由于原来的每cpu的tick_cpu_device->evtdev是空的,所以会初始化tick周期,设置下次tick时间,
并且设置当前cpu(cpu0)作为do_timer处理时间工作的cpu。
之后会通过tick_setup_periodic来设置clock_event_device的event_handler方法,
中断处理函数实际上就是调用的这个event_handler方法,到这里才设置的。

static void tick_setup_device(struct tick_device *td,
                              struct clock_event_device *newdev, int cpu,
                              const struct cpumask *cpumask)
{
        ktime_t next_event;
        void (*handler)(struct clock_event_device *) = NULL;

        /*
         * First device setup ?
         */
        if (!td->evtdev) {
                /*
                 * If no cpu took the do_timer update, assign it to
                 * this cpu:
                 */
                if (tick_do_timer_cpu == TICK_DO_TIMER_BOOT) {
                        tick_do_timer_cpu = cpu;
                        tick_next_period = ktime_get();
                        tick_period = ktime_set(0, NSEC_PER_SEC / HZ);
                }

                /*
                 * Startup in periodic mode first.
                 */
                td->mode = TICKDEV_MODE_PERIODIC;
        } else {
                handler = td->evtdev->event_handler;
                next_event = td->evtdev->next_event;
                td->evtdev->event_handler = clockevents_handle_noop;
        }

        td->evtdev = newdev;

        /*
         * When the device is not per cpu, pin the interrupt to the
         * current cpu:
         */
        if (!cpumask_equal(newdev->cpumask, cpumask))
                irq_set_affinity(newdev->irq, cpumask);

        /*
         * When global broadcasting is active, check if the current
         * device is registered as a placeholder for broadcast mode.
         * This allows us to handle this x86 misfeature in a generic
         * way.
         */
        if (tick_device_uses_broadcast(newdev, cpu))
                return;

        if (td->mode == TICKDEV_MODE_PERIODIC)
                tick_setup_periodic(newdev, 0);
        else
                tick_setup_oneshot(newdev, handler, next_event);
}

ick_set_periodic_handler将event_handler设置为tick_handle_periodic。
然后设置clock_event_device模式为CLOCK_EVT_MODE_PERIODIC)。

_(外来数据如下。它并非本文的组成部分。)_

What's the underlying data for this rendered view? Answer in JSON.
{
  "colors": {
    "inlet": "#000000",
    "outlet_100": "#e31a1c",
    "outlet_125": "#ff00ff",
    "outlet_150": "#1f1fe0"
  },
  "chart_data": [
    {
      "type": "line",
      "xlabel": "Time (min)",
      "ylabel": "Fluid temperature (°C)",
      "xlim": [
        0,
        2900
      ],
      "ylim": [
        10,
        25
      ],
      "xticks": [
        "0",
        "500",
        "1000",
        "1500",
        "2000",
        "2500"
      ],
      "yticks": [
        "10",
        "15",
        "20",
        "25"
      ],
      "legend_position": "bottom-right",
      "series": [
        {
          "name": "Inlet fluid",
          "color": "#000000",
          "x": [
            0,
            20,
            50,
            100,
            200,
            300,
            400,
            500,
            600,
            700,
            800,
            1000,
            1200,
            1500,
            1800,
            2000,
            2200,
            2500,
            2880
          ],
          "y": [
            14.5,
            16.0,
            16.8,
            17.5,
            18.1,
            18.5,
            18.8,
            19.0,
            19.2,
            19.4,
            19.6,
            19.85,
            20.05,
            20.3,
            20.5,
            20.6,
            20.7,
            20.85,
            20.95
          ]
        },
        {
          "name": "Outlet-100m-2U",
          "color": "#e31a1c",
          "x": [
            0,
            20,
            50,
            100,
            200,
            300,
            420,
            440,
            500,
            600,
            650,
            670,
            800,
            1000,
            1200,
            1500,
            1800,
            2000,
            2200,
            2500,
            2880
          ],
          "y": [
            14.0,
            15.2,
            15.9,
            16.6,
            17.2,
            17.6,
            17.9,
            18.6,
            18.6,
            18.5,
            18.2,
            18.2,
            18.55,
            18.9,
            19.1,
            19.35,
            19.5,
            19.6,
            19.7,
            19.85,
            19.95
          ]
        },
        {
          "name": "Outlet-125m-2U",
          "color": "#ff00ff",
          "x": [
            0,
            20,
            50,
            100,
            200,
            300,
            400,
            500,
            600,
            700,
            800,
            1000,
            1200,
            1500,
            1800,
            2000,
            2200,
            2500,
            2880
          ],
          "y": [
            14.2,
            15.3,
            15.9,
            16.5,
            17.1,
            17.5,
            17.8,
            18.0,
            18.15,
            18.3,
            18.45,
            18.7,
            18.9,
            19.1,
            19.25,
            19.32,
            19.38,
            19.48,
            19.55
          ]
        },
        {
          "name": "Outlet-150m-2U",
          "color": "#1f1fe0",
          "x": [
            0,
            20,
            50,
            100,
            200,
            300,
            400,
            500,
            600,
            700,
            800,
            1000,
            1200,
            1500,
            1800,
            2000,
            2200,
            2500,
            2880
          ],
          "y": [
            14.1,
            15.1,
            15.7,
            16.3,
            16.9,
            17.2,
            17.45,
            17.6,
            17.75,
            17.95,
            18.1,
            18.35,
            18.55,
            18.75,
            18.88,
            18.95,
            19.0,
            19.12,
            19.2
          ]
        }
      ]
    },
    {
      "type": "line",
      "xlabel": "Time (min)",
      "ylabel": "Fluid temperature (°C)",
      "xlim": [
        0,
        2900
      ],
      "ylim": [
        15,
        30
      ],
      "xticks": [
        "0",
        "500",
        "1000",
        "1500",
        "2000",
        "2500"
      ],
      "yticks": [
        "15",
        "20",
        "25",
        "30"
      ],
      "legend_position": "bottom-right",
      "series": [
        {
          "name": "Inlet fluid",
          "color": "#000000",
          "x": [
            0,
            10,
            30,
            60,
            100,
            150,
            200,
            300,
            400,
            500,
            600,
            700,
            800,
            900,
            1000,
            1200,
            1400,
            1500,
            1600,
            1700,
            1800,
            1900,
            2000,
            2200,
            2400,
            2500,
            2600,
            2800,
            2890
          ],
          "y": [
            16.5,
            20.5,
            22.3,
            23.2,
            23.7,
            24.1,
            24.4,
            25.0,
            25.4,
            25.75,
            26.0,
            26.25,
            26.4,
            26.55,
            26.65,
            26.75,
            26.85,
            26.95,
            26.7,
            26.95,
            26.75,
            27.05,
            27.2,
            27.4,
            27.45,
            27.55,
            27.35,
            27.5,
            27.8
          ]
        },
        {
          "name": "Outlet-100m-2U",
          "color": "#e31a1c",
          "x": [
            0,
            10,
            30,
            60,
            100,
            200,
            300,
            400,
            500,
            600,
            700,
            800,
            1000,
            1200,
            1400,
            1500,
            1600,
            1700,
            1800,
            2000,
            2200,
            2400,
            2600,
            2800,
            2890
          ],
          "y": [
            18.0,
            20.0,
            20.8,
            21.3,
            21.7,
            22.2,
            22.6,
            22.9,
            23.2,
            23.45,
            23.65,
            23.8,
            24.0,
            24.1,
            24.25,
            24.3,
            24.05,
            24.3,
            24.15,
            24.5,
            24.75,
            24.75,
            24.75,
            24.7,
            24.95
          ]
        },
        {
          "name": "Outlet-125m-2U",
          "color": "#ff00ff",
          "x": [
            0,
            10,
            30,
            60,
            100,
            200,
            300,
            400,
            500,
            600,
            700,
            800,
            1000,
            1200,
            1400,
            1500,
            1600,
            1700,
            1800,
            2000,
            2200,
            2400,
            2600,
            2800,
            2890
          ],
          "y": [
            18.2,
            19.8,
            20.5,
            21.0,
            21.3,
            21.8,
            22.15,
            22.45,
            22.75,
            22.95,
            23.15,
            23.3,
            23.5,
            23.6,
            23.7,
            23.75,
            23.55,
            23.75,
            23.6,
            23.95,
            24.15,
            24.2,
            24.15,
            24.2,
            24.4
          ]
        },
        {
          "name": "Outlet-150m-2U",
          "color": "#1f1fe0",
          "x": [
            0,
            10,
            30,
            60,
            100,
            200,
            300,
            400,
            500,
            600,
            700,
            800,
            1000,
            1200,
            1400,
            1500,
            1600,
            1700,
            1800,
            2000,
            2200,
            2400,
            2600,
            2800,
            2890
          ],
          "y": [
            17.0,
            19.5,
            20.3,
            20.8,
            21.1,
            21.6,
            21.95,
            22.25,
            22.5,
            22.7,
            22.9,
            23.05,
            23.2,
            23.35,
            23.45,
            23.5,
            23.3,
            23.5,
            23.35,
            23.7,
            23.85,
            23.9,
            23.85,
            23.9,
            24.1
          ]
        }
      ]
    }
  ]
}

void tick_setup_periodic(struct clock_event_device *dev, int broadcast)
{
        tick_set_periodic_handler(dev, broadcast);

        /* Broadcast setup ? */
        if (!tick_device_is_functional(dev))
                return;

        if ((dev->features & CLOCK_EVT_FEAT_PERIODIC) &&
            !tick_broadcast_oneshot_active()) {
                clockevents_set_mode(dev, CLOCK_EVT_MODE_PERIODIC);
        } else {
                unsigned long seq;
                ktime_t next;

                do {
                        seq = read_seqbegin(&xtime_lock);
                        next = tick_next_period;
                } while (read_seqretry(&xtime_lock, seq));

                clockevents_set_mode(dev, CLOCK_EVT_MODE_ONESHOT);

                for (;   {
                        if (!clockevents_program_event(dev, next, false))
                                return;
                        next = ktime_add(next, tick_period);
                }
        }
}
void tick_set_periodic_handler(struct clock_event_device *dev, int broadcast)
{
        if (!broadcast)
                dev->event_handler = tick_handle_periodic;
        else
                dev->event_handler = tick_handle_periodic_broadcast;
}

event_handler periodic中断处理函数。kernel的一个core方法。
tick_periodic是具体的处理。

void tick_handle_periodic(struct clock_event_device *dev)
{
        int cpu = smp_processor_id();
        ktime_t next;

        tick_periodic(cpu);

        if (dev->mode != CLOCK_EVT_MODE_ONESHOT)
                return;
        /*
         * Setup the next period for devices, which do not have
         * periodic mode:
         */
        next = ktime_add(dev->next_event, tick_period);
        for (;   {
                if (!clockevents_program_event(dev, next, false))
                        return;
                /*
                 * Have to be careful here. If we're in oneshot mode,
                 * before we call tick_periodic() in a loop, we need
                 * to be sure we're using a real hardware clocksource.
                 * Otherwise we could get trapped in an infinite
                 * loop, as the tick_periodic() increments jiffies,
                 * when then will increment time, posibly causing
                 * the loop to trigger again and again.
                 */
                if (timekeeping_valid_for_hres())
                        tick_periodic(cpu);
                next = ktime_add(next, tick_period);
        }
}

如果是cpu0的话,调用do_timer做更新时间等操作。
不管哪个cpu都要调用update_process_times更新cpu使用信息,以及处理timer wheel软中断。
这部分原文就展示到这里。